Columbia International Affairs Online: Working Papers

CIAO DATE: 06/2008

A Security and Stability in Northern Europe -- A Threat Assesment

Jochen Prantl

April 2000

Finnish Institute for International Affairs


The accession of Finland and Sweden as well as the ongoing enlargement process, which offers the perspective of EU membership to the Baltic States, has put the question of security and stability in Northern Europe on the Agenda of the European Union.

The Northern region is at the crossroads of the relations between the EU and Russia. Although the successor state of the Soviet Union is still an ambitious power with quite a considerable military potential it hardly poses – at the moment – a serious hard security threat in the region. However, there is still a residual security threat, especially when looking at Russia’s future political development, which has a considerable potential of destabilising the overall security situation in the North.

Consequently, today’s problems in Northern Europe are more of a non-military nature, which result, on the one hand, from the yet unfinished economic and societal transformation in various Baltic Sea States. On the other, they are the legacy of the demise of the Soviet empire. These problems concern, for instance, nuclear safety, including the treatment of nuclear fuels and waste, minority issues, water pollution, narcotics trade, international organised crime like penetration of state structures by trans-national criminal organisations, corruption and fraud within state administrations, or disparities of living standards in general.
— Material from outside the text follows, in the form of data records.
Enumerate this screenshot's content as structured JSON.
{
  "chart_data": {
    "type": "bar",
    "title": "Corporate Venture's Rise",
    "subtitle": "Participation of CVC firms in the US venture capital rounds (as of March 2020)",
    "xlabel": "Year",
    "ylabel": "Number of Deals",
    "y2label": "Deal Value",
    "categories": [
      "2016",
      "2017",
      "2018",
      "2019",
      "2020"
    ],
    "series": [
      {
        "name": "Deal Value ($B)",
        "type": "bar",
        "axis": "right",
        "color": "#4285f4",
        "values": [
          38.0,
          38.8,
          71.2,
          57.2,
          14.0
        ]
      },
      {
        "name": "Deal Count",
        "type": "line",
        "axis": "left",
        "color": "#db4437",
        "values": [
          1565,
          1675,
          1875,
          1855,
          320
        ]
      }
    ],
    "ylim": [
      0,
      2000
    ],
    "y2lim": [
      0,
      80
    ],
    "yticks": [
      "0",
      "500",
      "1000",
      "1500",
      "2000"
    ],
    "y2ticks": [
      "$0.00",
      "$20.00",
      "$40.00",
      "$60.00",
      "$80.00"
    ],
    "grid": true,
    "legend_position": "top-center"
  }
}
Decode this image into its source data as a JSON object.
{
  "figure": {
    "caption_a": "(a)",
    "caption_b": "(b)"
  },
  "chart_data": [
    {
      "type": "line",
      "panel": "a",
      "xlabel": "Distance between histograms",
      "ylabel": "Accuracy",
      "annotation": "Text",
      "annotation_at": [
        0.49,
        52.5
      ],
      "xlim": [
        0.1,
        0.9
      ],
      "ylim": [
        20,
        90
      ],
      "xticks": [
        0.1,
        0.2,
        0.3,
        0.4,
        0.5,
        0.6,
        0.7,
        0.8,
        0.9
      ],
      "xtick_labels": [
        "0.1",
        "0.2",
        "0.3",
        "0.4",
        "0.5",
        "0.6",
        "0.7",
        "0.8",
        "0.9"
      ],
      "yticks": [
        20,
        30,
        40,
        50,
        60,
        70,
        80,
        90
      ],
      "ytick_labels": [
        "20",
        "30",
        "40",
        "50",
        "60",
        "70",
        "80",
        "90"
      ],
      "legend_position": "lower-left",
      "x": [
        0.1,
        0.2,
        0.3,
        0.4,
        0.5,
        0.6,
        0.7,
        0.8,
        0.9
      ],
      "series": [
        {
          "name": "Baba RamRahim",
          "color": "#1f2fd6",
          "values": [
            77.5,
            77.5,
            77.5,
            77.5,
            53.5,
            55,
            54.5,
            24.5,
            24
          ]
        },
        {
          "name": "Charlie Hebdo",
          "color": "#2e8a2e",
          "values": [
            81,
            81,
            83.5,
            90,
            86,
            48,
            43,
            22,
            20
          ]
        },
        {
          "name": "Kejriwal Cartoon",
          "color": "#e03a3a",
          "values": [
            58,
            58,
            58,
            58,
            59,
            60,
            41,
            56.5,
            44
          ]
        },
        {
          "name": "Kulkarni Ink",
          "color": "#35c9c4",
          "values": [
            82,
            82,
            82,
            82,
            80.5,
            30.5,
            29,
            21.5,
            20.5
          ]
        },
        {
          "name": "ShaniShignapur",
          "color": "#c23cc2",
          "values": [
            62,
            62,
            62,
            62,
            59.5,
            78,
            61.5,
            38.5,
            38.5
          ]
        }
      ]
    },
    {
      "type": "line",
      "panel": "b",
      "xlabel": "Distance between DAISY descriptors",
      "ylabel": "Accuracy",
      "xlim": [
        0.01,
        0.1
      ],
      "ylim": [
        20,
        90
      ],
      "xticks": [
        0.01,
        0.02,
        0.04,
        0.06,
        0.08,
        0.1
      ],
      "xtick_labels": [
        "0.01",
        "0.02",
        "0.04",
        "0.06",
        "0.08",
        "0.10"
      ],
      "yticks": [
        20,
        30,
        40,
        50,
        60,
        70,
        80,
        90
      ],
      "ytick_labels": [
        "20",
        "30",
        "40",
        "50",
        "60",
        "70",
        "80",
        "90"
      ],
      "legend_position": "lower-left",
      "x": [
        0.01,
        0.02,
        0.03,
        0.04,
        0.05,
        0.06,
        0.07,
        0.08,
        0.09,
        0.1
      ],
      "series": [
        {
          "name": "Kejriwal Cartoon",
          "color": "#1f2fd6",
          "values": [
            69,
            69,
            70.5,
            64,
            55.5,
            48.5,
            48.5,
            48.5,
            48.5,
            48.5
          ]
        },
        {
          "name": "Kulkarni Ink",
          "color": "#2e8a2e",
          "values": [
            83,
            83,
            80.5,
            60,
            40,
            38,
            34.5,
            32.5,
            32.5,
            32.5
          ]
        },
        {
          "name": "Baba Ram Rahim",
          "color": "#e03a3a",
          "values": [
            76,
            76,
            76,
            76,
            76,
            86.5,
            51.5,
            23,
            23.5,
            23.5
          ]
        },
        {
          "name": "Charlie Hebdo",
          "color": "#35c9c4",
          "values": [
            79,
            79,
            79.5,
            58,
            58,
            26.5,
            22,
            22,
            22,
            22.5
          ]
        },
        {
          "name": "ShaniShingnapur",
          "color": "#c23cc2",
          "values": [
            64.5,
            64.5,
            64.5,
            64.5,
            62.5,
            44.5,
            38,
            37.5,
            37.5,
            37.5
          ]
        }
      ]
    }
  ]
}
To tackle the whole spectrum of those multi-faceted (soft) security risks the European Union needs to find more effective responses.

The international research programme on the Northern Dimension of the CFSP, jointly conducted by the Finnish Institute of International Affairs (Helsinki/Finland) and the Institut für Europäische Politik (Bonn and Berlin/Germany) aims at promoting the awareness of those issues within the European Union by analysing the current situation and projecting some scenarios as well as policy advice for the future.